The net result was that the S&P 500 ended last week with a gain of almost 1 percent after a drop of nearly 4 percent on Wednesday.

That midweek plunge came after Italy's bond yields blew out to over 7 percent, raising fears that the country, which is also the world's third-largest bond market, could go bankrupt.

But with worries that the crisis could spread to other countries, investors are looking for either the European Central Bank or EU governments to commit more capital in order to backstop sovereign bond markets.

For the markets to continue to rally, we would need to see market confidence that Italian, Spanish and French bonds are money good, Zirin said. There is likely to be more volatility around the sovereign debt crisis until we get more capital committed to the solution.

HEDGING THEIR BETS

Many investors picked up put options heading into the weekend to hedge against a potential downdraft in equities next week.

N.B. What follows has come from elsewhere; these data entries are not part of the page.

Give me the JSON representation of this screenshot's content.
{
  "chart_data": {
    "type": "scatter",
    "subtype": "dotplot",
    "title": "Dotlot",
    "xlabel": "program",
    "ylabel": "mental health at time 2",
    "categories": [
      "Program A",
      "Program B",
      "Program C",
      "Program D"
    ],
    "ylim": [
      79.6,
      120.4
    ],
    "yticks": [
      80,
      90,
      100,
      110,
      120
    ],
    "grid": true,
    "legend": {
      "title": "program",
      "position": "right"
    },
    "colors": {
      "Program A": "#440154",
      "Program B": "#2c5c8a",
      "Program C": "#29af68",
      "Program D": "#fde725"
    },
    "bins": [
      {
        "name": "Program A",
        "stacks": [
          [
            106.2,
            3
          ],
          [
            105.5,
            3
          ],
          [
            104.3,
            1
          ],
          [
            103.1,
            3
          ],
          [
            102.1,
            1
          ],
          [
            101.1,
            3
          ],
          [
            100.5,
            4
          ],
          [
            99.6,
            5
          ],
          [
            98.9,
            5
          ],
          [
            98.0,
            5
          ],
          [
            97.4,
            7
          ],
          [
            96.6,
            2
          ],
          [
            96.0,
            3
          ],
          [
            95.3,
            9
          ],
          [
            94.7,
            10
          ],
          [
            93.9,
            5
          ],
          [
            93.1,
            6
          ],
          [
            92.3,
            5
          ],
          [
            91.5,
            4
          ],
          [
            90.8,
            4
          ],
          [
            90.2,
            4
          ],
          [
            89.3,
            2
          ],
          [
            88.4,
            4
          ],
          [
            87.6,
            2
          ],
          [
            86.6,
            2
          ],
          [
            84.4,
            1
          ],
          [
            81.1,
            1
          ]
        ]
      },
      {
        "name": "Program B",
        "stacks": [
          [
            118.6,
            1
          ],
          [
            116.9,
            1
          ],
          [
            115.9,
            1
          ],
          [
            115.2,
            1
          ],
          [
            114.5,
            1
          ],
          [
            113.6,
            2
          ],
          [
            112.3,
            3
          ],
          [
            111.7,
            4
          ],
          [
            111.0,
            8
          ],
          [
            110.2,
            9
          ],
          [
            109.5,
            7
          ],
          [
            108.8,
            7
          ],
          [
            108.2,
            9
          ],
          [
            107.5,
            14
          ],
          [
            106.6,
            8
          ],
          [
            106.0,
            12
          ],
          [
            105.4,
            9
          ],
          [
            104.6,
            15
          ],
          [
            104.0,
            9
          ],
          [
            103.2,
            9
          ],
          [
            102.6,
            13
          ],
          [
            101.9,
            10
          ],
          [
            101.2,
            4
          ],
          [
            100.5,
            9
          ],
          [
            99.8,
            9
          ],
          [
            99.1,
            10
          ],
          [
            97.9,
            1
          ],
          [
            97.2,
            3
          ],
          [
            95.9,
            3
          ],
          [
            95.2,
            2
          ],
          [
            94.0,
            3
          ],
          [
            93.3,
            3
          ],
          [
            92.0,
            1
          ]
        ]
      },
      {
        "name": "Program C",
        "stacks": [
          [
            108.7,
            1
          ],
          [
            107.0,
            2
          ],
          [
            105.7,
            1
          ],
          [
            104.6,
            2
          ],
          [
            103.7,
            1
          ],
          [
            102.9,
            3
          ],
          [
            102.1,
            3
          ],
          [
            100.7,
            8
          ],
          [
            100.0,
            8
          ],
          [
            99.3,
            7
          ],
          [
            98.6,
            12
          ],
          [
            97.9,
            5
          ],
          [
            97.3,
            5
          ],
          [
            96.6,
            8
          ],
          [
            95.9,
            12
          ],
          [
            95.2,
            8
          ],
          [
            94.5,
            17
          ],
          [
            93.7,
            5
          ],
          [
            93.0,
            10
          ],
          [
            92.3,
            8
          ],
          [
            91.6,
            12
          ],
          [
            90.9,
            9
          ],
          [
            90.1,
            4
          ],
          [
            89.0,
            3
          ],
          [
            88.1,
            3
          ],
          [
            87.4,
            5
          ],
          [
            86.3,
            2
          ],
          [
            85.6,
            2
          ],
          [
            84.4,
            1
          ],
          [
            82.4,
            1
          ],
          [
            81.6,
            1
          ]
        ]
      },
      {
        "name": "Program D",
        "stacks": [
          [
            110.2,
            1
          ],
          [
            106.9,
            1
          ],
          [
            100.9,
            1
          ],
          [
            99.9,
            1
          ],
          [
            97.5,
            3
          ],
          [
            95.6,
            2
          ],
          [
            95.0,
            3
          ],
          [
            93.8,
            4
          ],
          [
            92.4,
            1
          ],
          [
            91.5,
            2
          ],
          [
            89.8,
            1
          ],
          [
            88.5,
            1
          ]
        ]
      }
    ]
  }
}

Options traders exchanged about 1.48 million contracts on the Financial Select Sector SPDR fund <xlf.p> -- 3.6 times the average daily volume -- as puts outpaced calls by a factor of more than 13-to-1, according to Trade Alert.

Technical factors are taking on greater significance as the S&P 500 hovers at the top end of its trading range and traders watch for a break either up or down. When that happens, it could be swift if recent volatility is anything to go by.

Ari Wald, a technical analyst at Brown Brothers Harriman in New York, said evidence is building for a move to the downside after the index failed for a second time since late October to push above its 200-day moving average at around 1,272.

If we keep failing at this, it looks like it's confirming another lower high from the May peak, he said. This still looks like a downtrend to me.

The 200-day moving average, a closely followed level, has emerged as a key battleground for investors this year, with successive tests to the downside over the summer eventually leading to a 13 percent cascade during five fraught trading days in August.

On the downside, Wald sees support at the 50-day moving average at around 1,200. A breach of that could take the index back to around 1,100 in early 2012, he said.

But market technicians also say positive seasonalities could be in stocks' favor.

'TIS THE SEASON

November marks the start of the six best months of the year when the Dow has booked an average gain of 7.5 percent since 1950, compared with just 0.4 percent in the other half of the year, according to the Stock Trader's Almanac.

One reason cited for that seasonal lift, at least during the last few months of the year, is holiday spending.

Investors will look for more improvement in retail sales when data for October is released on Tuesday, especially after the Thomson Reuters/University of Michigan report on Friday showed consumer sentiment rose to a five-month high in November.

This week, which is the last major week of earnings season, some prominent retailers are set to report results and give an outlook through the end of the year. They include Wal-Mart Stores <wmt.n>, often seen as a barometer of U.S. consumer spending, and youth-oriented retailer Abercrombie & Fitch <anf.n>.

My guess is we are going to have a reasonably good consumer in the year-end, said Philip Dow, director of equity strategy at RBC Wealth Management in Minneapolis. My target on the S&P is 1,380. I still think it could happen.